To all that commented the FISH economies. I do not take the credit for this acronym, but much more experienced and wise economists: http://www.ft.com/intl/cms/s/0/851277b2-76a2-11e2-ac91-00144feabdc0.html#axzz2QRVUivUG
Giving me a lecture on how nationals of the Netherlands are called is quite funny actually, considering I lived in every country mentioned in these posts. (ah, and I do miss the coffee shops in Vaal as well..) .

Posted by: MonkeyTennis

@Anna - like it or not but he's right - financial markets traders refer to FISH - France, Italy, Spain and Holland. The H is because your country is commonly, if incorrectly, referred to as Holland by English-speakers.
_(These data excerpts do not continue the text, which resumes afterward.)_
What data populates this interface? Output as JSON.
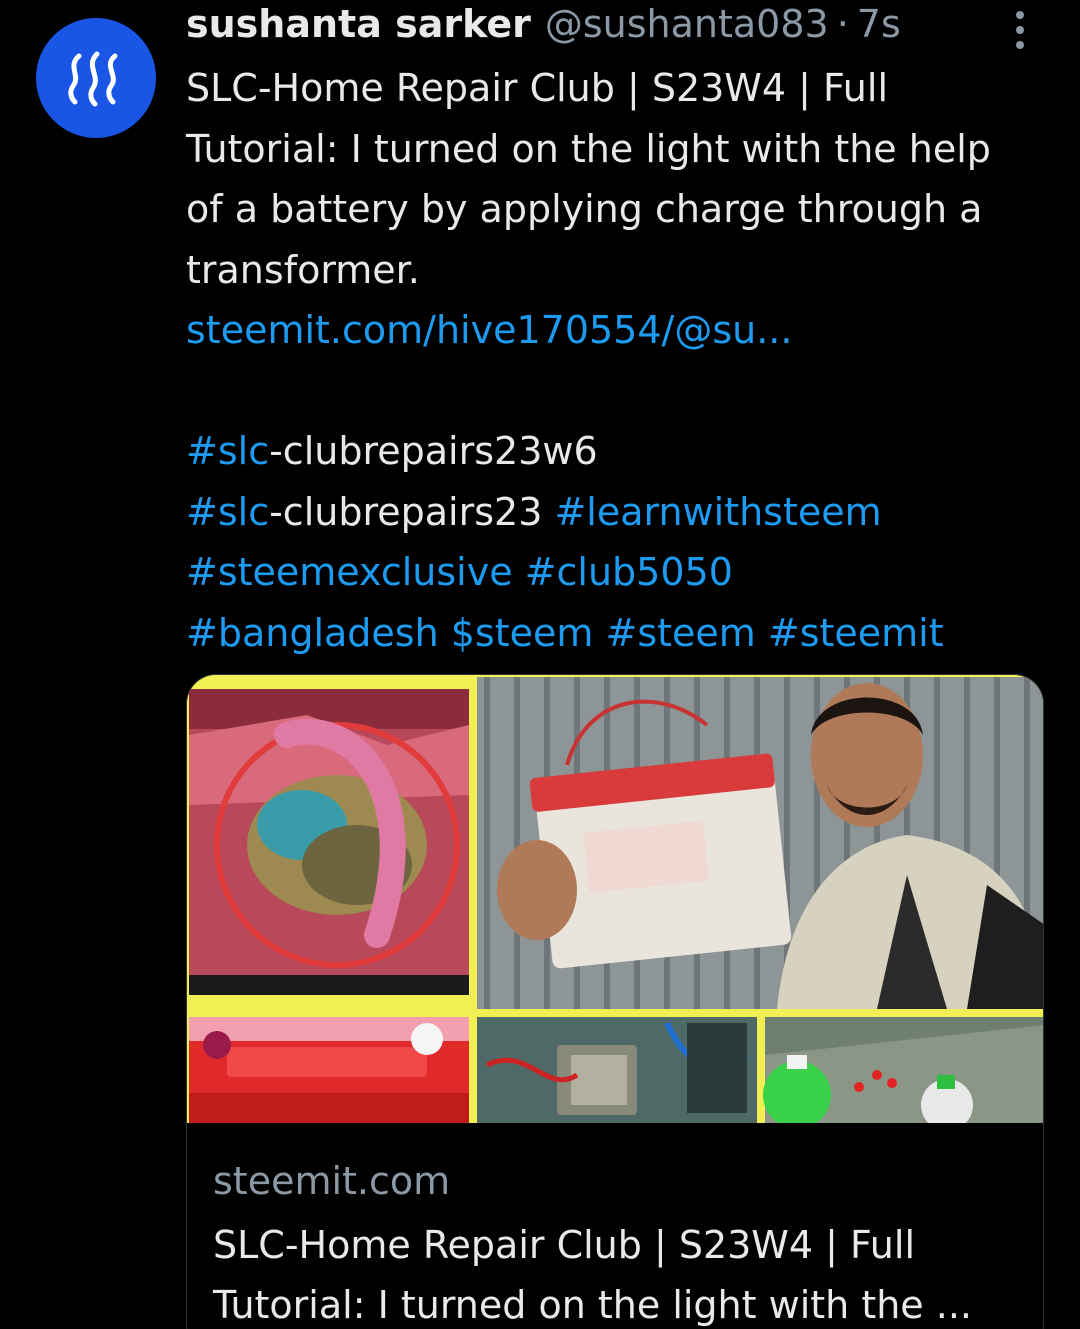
{
  "tweet": {
    "display_name": "sushanta sarker",
    "handle": "@sushanta083",
    "separator": "·",
    "time": "7s",
    "text_lines": [
      "SLC-Home Repair Club | S23W4 | Full",
      "Tutorial: I turned on the light with the help",
      "of a battery by applying charge through a",
      "transformer."
    ],
    "link": "steemit.com/hive170554/@su...",
    "hashtag_lines": [
      [
        {
          "t": "#slc",
          "link": true
        },
        {
          "t": "-clubrepairs23w6",
          "link": false
        }
      ],
      [
        {
          "t": "#slc",
          "link": true
        },
        {
          "t": "-clubrepairs23 ",
          "link": false
        },
        {
          "t": "#learnwithsteem",
          "link": true
        }
      ],
      [
        {
          "t": "#steemexclusive #club5050",
          "link": true
        }
      ],
      [
        {
          "t": "#bangladesh $steem #steem #steemit",
          "link": true
        }
      ]
    ]
  },
  "avatar": {
    "icon": "steem-logo-icon",
    "color": "#1a56e6"
  },
  "card": {
    "domain": "steemit.com",
    "title_lines": [
      "SLC-Home Repair Club | S23W4 | Full",
      "Tutorial: I turned on the light with the ..."
    ]
  },
  "colors": {
    "background": "#000000",
    "text": "#e7e9ea",
    "muted": "#8b98a5",
    "link": "#1d9bf0",
    "collage_border": "#f2ef55"
  }
}
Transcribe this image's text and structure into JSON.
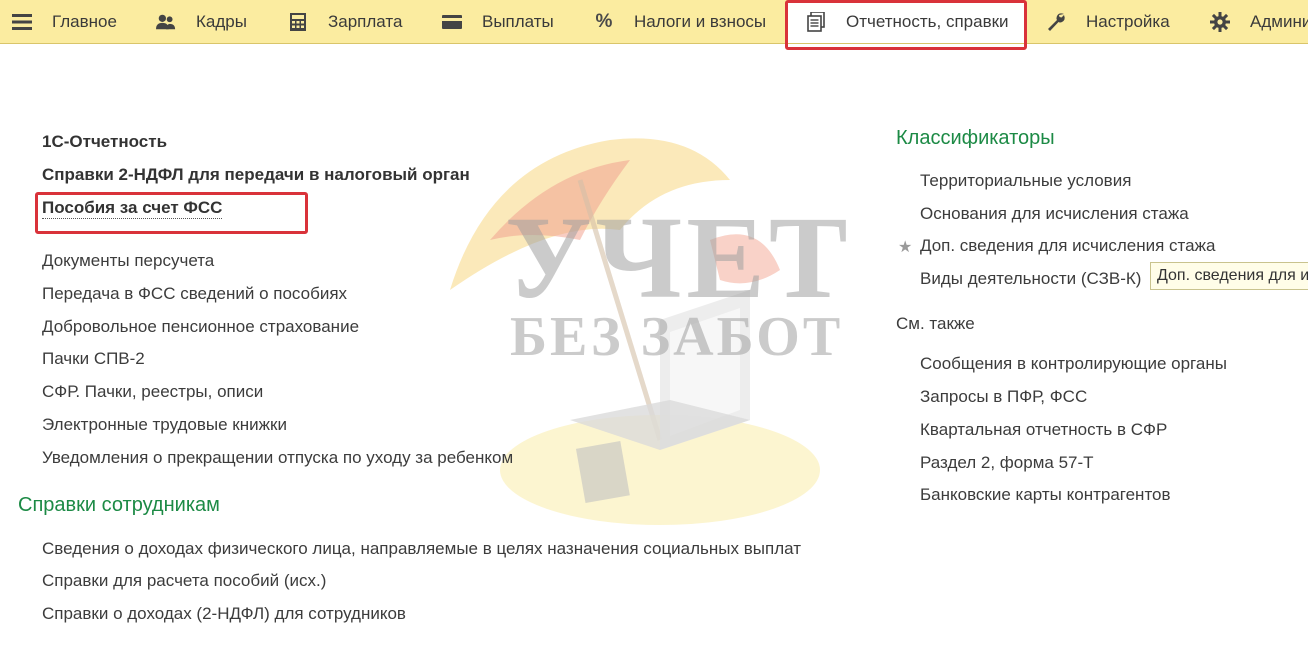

If the correct name were used it would ruin an easy to remember acronym, as it would be if Spain was spelt the Spanish way and started with an E. The FISH grouping refers to countries where longer term underlying infrastructure and competitiveness issues are seen as key concerns not those curerntly in crisis.

Posted by: Ronald

This survey is entirely subjective and deliberately skewed to please the rulers of the UAE, the bread and butter of this agency. There is nothing scientific about the methodology, and the sample audience is hardly representative. Most of the respondents have probably been to France as rich holiday makers or sponsored students, which means they have a complete bias. Try living in a Muslim neighbourhood in Paris, and see how the numbers change.

Posted by: Tarek

Arab youth prefer France for purely post colonial reasons, I bet you that 95% of those who said they prefer France are from the Arabic Maghrib Countries or Lebanon. In those countries they have this absurd attachement to everything French !

Posted by: Hisham

As a Moroccan I can confirm this is true for those who have never lived there. Those who have grow to despise the French attitude towards Arabs and their constantly present sense of superiority. But this is a trend seen in many countries which have once been colonized, including Gulf countries which tend to see Brits as more knowledgable and British things as desirable. It must be some sort of a twist on the Stockholm syndrome. Hopefully we will see a day in which one of the points highlighted in the survey, Arab pride, will replace this misplaced sense of inferiority towards Westerners.